Erfolgreich das Examen hinter sich gebracht, nun wird ordentlich Geld verdient. Wäre da nicht das Assessment-Center, in dem vor allem Konzerne ihren Hochschulabsolventen auf den Zahn fühlen. Wer hier sowie in den Smalltalks am Rande eine Show abzieht, hat aufs falsche Pferd gesetzt.

Ein bisschen schummeln ist schon möglich, bildete sich Matthias Sandström ein. "Meiner neuen Freundin sage ich ja auch nicht gleich, ich hätte Fußpilz." Und tatsächlich: Mit dieser Einstellung meisterte der Hamburger Wirtschaftsinformatiker das zweitägige Assessment-Center, das der schwedische Versicherungskonzern Skandia in Stockholm veranstaltete. Doch damit hatte er den neuen Job noch nicht in der Tasche. Denn beim Essen mit seinem künftigen Boss benahm er sich völlig daneben.

Hochschulabsolventen sind erfolgreich durch Ehrlichkeit und Soft Skills
Schauspielerei ist wirklich kein probates Mittel, um sich beim Assessment-Center von der Gruppe der Bewerber abzuheben. Zwar schneiden kommunikative, dynamische Typen deutlich besser ab, doch wer eher zurückhaltender Natur ist oder hauptsächlich fachliche Kompetenz in die Waagschale legen kann, dem wird ausgiebiges "Tricksen" schnell über den Kopf wachsen - bald ist die Verkrampfung nicht mehr zu übersehen.

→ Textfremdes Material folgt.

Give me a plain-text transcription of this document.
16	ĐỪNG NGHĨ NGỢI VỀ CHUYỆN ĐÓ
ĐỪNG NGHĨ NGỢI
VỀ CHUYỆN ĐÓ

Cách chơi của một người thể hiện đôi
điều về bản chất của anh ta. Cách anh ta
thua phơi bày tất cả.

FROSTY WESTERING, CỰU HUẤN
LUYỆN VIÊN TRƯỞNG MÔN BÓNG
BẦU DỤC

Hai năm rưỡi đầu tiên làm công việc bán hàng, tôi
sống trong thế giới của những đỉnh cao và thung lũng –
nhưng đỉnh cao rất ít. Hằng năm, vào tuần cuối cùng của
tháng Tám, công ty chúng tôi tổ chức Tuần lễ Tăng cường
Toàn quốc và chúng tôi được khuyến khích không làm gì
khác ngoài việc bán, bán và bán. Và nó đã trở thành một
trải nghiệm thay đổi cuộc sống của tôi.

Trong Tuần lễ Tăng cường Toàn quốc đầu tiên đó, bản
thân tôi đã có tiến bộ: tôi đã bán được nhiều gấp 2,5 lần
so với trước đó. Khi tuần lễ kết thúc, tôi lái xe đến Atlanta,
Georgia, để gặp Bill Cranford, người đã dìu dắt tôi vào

Seit vielen Jahren ist das Assessment-Center das wohl am meisten favorisierte Instrument, um unter Bewerbern die Spreu vom Weizen zu trennen. Insbesondere Konzerne nutzen dieses Mittel bei ihrer Rekrutierungspolitik. Experten stimmen weitgehend überein, dass die kontinuierlich verfeinerten Methoden dazu führen, dass Unternehmen tatsächlich am Ende diejenigen Bewerber identifizieren, die ihrem Anforderungsprofil am ehesten entsprechen. Besonders beobachtet werden dabei die Soft Skills: Teamfähigkeit, Kompromissbereitschaft und Entscheidungskompetenz.

Nicht in Fettnäpfchen treten
In Gruppendiskussion, Rollenspielen und Präsentationen sowie durch Persönlichkeitstests und Stressinterviews werden die Kandidaten mit praktischen Situationen konfrontiert, die sie im Berufsleben meistern müssen. Im Assessment-Center stehen sie unter pausenloser Beobachtung. Wer der psychischen Beanspruchung erfolgreich standhalten will, sollte sich gut vorbereiten und fragen: Bin ich sympathisch und anpassungsfähig, passe ich zur Firma? Bin ich engagiert, habe ich genug Biss, bin ich wirklich lern- und einsatzwillig? Kann ich klar analysieren? Und nicht vergessen: Prüfer achten auf Körperhaltung und Gestik der Bewerber - während der Prüfungen, in der Kaffeepause und beim Abendessen. Also bloß nicht das letzte Zuckerstückchen nehmen! Wer das beherzigt und souverän wie selbstsicher auftritt, hat wohl die besten Chancen.

Jedes Assessment-Center ist genau zugeschnitten auf die Aufgaben, die der Bewerber in seinem Job bewältigen muss. Wer also Kandidat für eine Vertriebsposition ist, wird anders beurteilt als jemand, der hauptsächlich Softwareprogramme entwickeln soll. Einerseits wird der Verkäufer mehr Biss zeigen müssen, wobei eine gesunde Portion Angriffslust nicht schadet - was für den Entwickler kaum zutreffen wird. Fatal wäre also, wenn Schauspielerei dazu führt, dass man den falschen Job bekommt. So weit kam Matthias Sandström aber erst gar nicht: Beim Abendessen mit seinem Chef in spe trank er eine ganze Flasche Wein leer. Selbst das glanzvolle Resultat des Assessment-Centers konnte ihm da nicht mehr helfen.